Пришлось поделиться едою. Вач, сожрав половину окорока и напившись вина, лег на устилавшей телегу соломе и вроде заснул. Юнец, представившийся Бардом Бреси, уселся рядом с Дуком и принялся болтать.

– Откуда идете? – спросил Жиото, когда Бард ненадолго умолк, чтобы отхлебнуть из кувшина.

– Так из Форы мы, – ответствовал юнец. – Я вообще-то вагант, а папашка мой кожевник, меня в семинарию отдал, да мне там надоело, бросил я, в ваганты подался. Меня тогда папаша из дома и выгнал. Бродяжничал я, понимаешь, Дук? Познавал, как говорится, существование во всех его разнообразных проявлениях. Набирался опыту житейского. А сейчас у меня этот… ванделяр.

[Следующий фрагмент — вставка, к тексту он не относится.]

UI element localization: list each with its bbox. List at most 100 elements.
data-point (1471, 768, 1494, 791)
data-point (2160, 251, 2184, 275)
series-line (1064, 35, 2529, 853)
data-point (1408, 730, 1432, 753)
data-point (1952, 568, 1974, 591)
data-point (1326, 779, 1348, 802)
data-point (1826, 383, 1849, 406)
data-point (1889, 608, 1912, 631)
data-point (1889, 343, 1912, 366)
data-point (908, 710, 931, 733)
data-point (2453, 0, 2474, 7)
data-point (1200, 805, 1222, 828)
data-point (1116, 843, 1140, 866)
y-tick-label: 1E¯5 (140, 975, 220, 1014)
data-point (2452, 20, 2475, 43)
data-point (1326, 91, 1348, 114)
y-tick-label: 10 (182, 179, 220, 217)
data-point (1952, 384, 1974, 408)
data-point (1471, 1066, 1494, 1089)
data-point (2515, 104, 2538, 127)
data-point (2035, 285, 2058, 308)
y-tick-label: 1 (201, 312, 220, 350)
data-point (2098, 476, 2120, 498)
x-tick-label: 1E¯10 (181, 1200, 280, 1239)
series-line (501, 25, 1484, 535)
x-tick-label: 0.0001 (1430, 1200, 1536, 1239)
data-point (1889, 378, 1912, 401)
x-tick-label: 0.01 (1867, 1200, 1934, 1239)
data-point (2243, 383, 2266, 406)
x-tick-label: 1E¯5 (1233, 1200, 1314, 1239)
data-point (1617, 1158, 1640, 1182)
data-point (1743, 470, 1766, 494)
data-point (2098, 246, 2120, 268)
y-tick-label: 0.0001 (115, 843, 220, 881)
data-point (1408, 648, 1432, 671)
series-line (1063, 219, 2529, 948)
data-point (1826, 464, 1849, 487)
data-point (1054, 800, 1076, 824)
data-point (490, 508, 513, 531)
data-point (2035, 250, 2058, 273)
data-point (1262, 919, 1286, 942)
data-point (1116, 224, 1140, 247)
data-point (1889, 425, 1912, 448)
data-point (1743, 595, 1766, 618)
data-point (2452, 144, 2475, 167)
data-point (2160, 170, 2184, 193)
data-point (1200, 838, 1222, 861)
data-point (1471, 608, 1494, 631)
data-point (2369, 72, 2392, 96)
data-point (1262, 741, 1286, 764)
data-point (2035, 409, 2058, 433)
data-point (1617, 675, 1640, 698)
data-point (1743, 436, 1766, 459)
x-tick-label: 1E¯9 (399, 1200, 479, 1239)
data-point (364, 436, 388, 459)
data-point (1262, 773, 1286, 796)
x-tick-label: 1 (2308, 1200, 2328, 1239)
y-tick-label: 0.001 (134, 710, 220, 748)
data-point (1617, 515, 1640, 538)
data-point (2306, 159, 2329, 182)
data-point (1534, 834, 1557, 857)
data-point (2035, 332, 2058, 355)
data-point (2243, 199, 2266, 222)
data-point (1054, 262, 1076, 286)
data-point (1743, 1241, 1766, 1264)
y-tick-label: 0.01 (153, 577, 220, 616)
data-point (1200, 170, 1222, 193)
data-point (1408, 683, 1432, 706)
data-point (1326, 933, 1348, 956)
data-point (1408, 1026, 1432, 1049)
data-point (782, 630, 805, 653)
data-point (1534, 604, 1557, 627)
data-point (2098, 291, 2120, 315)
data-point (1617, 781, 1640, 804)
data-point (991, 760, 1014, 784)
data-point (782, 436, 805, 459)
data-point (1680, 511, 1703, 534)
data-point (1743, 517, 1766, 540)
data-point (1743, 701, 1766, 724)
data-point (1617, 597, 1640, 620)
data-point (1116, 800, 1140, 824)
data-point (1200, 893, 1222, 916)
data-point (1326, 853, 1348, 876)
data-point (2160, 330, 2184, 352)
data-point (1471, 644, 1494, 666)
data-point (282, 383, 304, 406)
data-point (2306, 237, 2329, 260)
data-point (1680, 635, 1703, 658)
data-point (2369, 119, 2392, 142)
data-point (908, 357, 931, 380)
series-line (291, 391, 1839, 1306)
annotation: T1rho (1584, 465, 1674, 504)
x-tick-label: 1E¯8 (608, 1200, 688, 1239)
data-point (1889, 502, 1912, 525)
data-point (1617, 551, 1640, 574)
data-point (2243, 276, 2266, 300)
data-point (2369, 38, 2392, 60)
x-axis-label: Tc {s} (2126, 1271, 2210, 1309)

– Чего у тебя? – удивился Дук.

– Ванделяр! – со значением повторил Бреси. – Это я в семинарии услыхал. На одном ненашенском языке это значит «год скитаний», какой в жизни каждого молодого мужа должен произойти. Это когда принимается блудный сын странствовать по свету, а после, набравшись мудрости, возвращается к родителям, становится перед ними на колени, и они, плача, его принимают в объятия… – Бард ненадолго замолк и, вздохнув, добавил: – Только мамаша меня, может, и приняла бы в объятия, но она давно померла, а папаша… Вот сейчас что-то сомнения взяли, не верится, что он меня в объятия примет. Он скорее прикажет слугам собак спустить да гнать меня со двора, ударяя палками по спине и ягодицам. Да и жив ли папаша мой еще? В Форе-то страсти такие начались…

Он замолк и свесил нос, но долго грустить не стал и, вскинув голову, продолжил рассказ:

– А вообще мы за фургоном одним едем.